The American Downfall: 2060
If there is a lesson to be learned from History, it is that all great empires and world orders are transient. The institutions they erect, the economic systems they support, they rise and fall and the earth is still turning.
Some would argue that the downfall of the Roman Empire brought an end not just to Roman rule but to Roman government and law and to an entire economic system stretching from Northern Europe to North Africa. Culture, the arts, even progress in science and technology, were set back for centuries. To them, I would say that this was only a major setback for the Romans. For the rest of the world, it was liberation. Like the Roman Empire before, the United States of America is creating now the necessary conditions for its own downfall.
History has a way to repeat itself.
After the Napoleonic Wars of the early 19th century, British control of the seas and the balance of great powers on the European continent provided relative security and stability. Prosperity grew, personal freedoms expanded, and the world was knit more closely together by revolutions in commerce and communication. With the outbreak of World War I, the age of settled peace and advancing liberalism collapsed into an age of hyper-nationalism, despotism and economic calamity. The once-promising spread of democracy and liberalism halted and then reversed course, leaving a handful of outnumbered and besieged democracies living nervously in the shadow of fascist and totalitarian regimes. Notwithstanding Nazi Germany and imperial Japan domination, the collapse of the British and European orders in the 20th century did not produce a new dark age.
Would the end of the present American-dominated order have less dire consequences?
The end of the era of American pre-eminence in the world will never mean the end of the present international order. It is if there is one. American power may diminish, but the underlying foundations of the liberal international order will survive and thrive. The United States and all rising powers like China and India will continue to live within the framework of the current international system.
The post-American world that will take place around 2060 will not look very different from the actual American world except for the fact that unlike today the new world order will no longer be dictated by one nation own egocentric interests and preferences. The new priority will not be to preserve the state’s control of wealth and the power that it brings. It will be to survive in a world where resources are becoming scarce, in a world were humanity will be looking across the galaxy for new resources and to escape the confines of its now overcrowded home planet. American predominance would then be replaced by some kind of multi-polar harmony.

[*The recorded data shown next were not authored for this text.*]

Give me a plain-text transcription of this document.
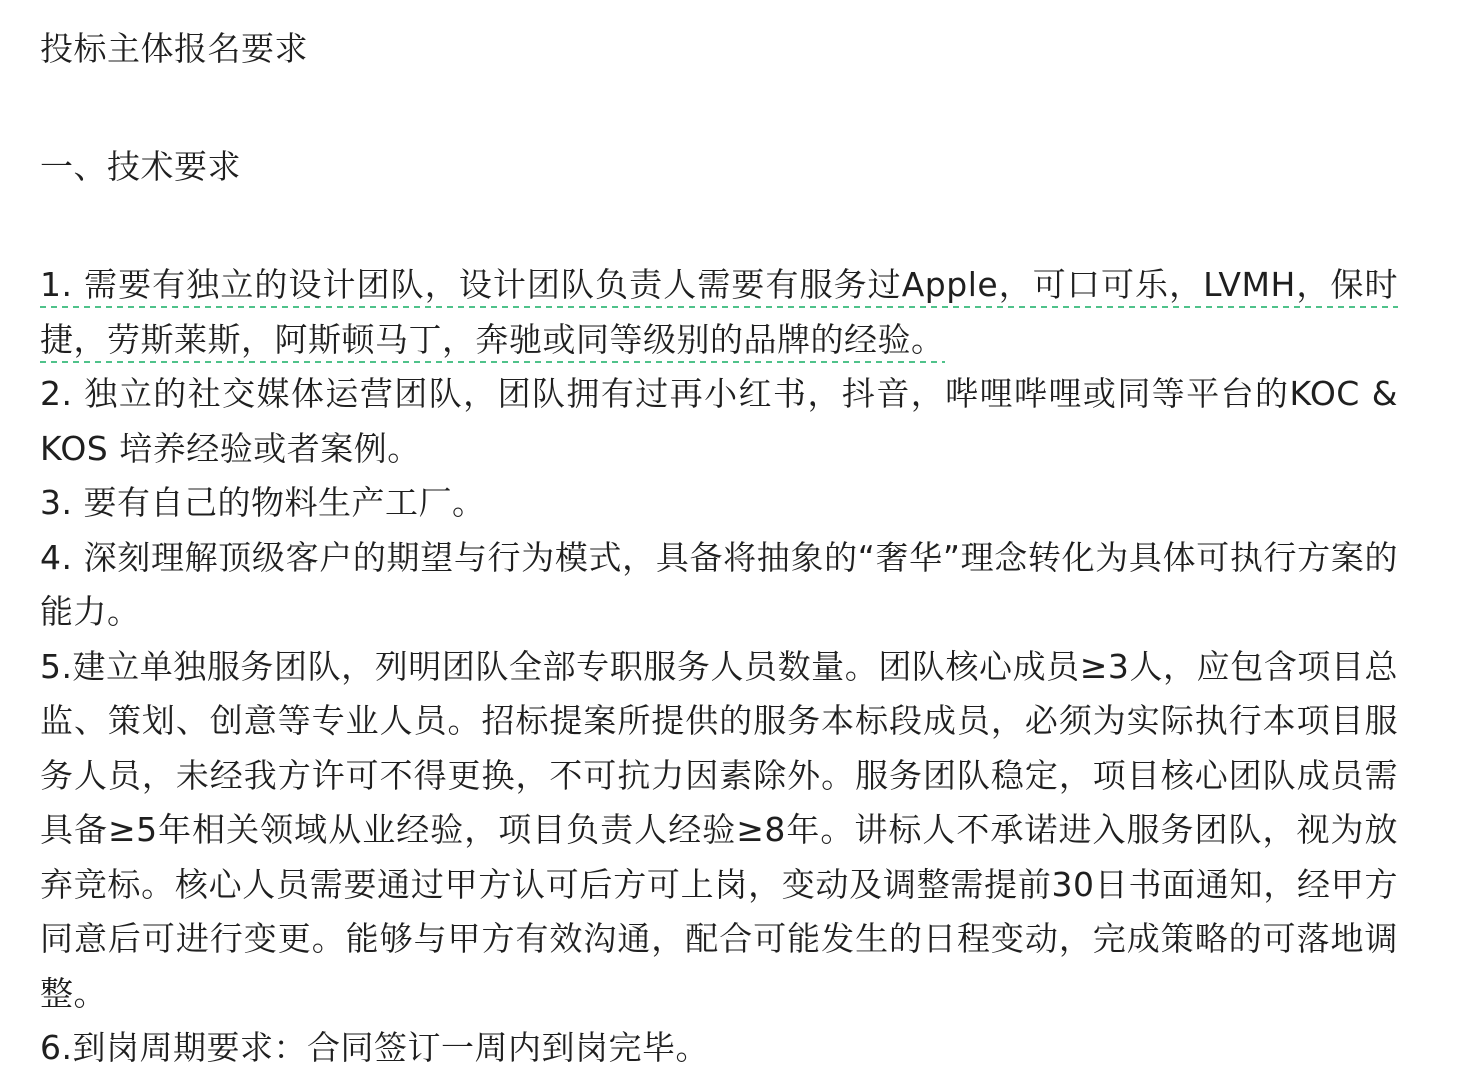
投标主体报名要求

一、技术要求

1. 需要有独立的设计团队，设计团队负责人需要有服务过Apple，可口可乐，LVMH，保时捷，劳斯莱斯，阿斯顿马丁，奔驰或同等级别的品牌的经验。
2. 独立的社交媒体运营团队，团队拥有过再小红书，抖音，哔哩哔哩或同等平台的KOC & KOS 培养经验或者案例。
3. 要有自己的物料生产工厂。
4. 深刻理解顶级客户的期望与行为模式，具备将抽象的“奢华”理念转化为具体可执行方案的能力。
5.建立单独服务团队，列明团队全部专职服务人员数量。团队核心成员≥3人，应包含项目总监、策划、创意等专业人员。招标提案所提供的服务本标段成员，必须为实际执行本项目服务人员，未经我方许可不得更换，不可抗力因素除外。服务团队稳定，项目核心团队成员需具备≥5年相关领域从业经验，项目负责人经验≥8年。讲标人不承诺进入服务团队，视为放弃竞标。核心人员需要通过甲方认可后方可上岗，变动及调整需提前30日书面通知，经甲方同意后可进行变更。能够与甲方有效沟通，配合可能发生的日程变动，完成策略的可落地调整。
6.到岗周期要求：合同签订一周内到岗完毕。
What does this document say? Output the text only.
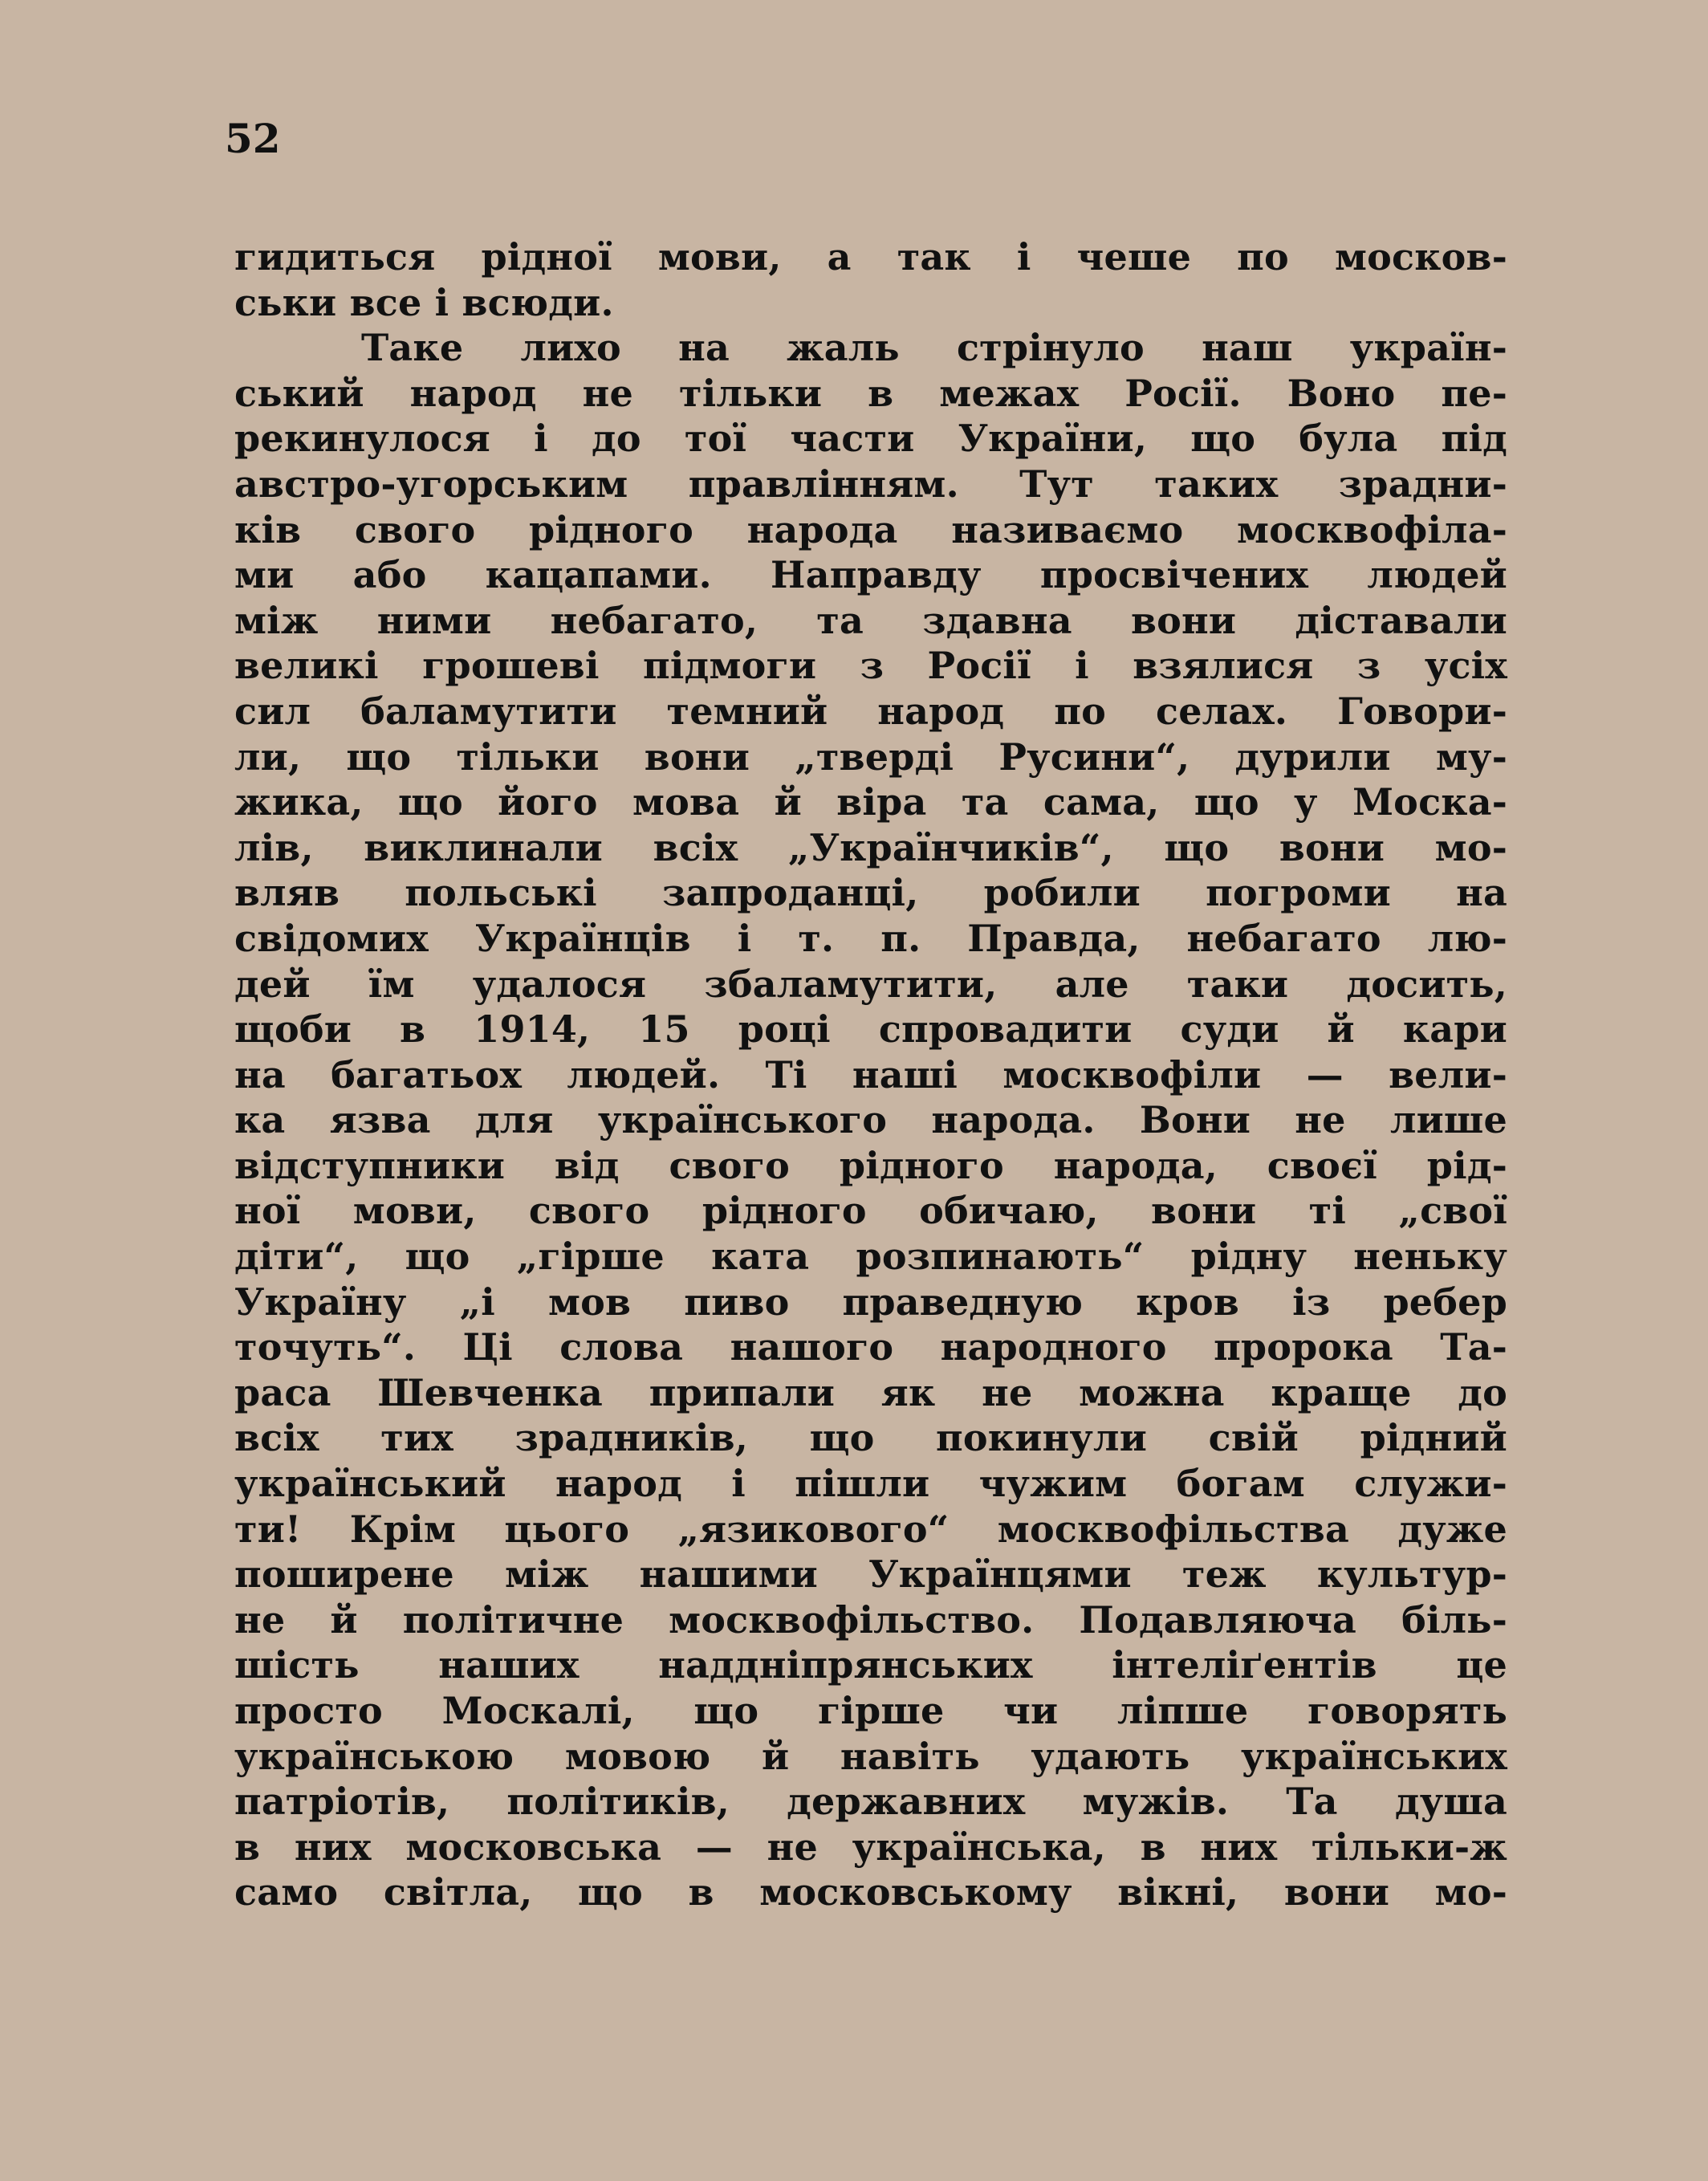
52
гидиться рідної мови, а так і чеше по москов-
ськи все і всюди.
Таке лихо на жаль стрінуло наш україн-
ський народ не тільки в межах Росії. Воно пе-
рекинулося і до тої части України, що була під
австро-угорським правлінням. Тут таких зрадни-
ків свого рідного народа називаємо москвофіла-
ми або кацапами. Направду просвічених людей
між ними небагато, та здавна вони діставали
великі грошеві підмоги з Росії і взялися з усіх
сил баламутити темний народ по селах. Говори-
ли, що тільки вони „тверді Русини“, дурили му-
жика, що його мова й віра та сама, що у Моска-
лів, виклинали всіх „Українчиків“, що вони мо-
вляв польські запроданці, робили погроми на
свідомих Українців і т. п. Правда, небагато лю-
дей їм удалося збаламутити, але таки досить,
щоби в 1914, 15 році спровадити суди й кари
на багатьох людей. Ті наші москвофіли — вели-
ка язва для українського народа. Вони не лише
відступники від свого рідного народа, своєї рід-
ної мови, свого рідного обичаю, вони ті „свої
діти“, що „гірше ката розпинають“ рідну неньку
Україну „і мов пиво праведную кров із ребер
точуть“. Ці слова нашого народного пророка Та-
раса Шевченка припали як не можна краще до
всіх тих зрадників, що покинули свій рідний
український народ і пішли чужим богам служи-
ти! Крім цього „язикового“ москвофільства дуже
поширене між нашими Українцями теж культур-
не й політичне москвофільство. Подавляюча біль-
шість наших наддніпрянських інтеліґентів це
просто Москалі, що гірше чи ліпше говорять
українською мовою й навіть удають українських
патріотів, політиків, державних мужів. Та душа
в них московська — не українська, в них тільки-ж
само світла, що в московському вікні, вони мо-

Yes indeed, at first, conflicts will erupt as a result of fluctuations in this newly found delicate power equation. But necessity being the mother of all inventions, the world will soon realize that what is killing humanity is religion politic corruption and greed. Nations will sit down to create the world they would like to live in when we are no longer the world’s only superpower. International order will soon be the final result of global humanity evolution, a combination of advancing science and technology, an increasingly global economy, strengthened international institutions and evolving norms of international behavior. It will no longer be imposed by those who have the will and capacity to defend it.
Remember: Forces of evolution, forces of nature will always transcend the actions of men and nations, not God, not even America.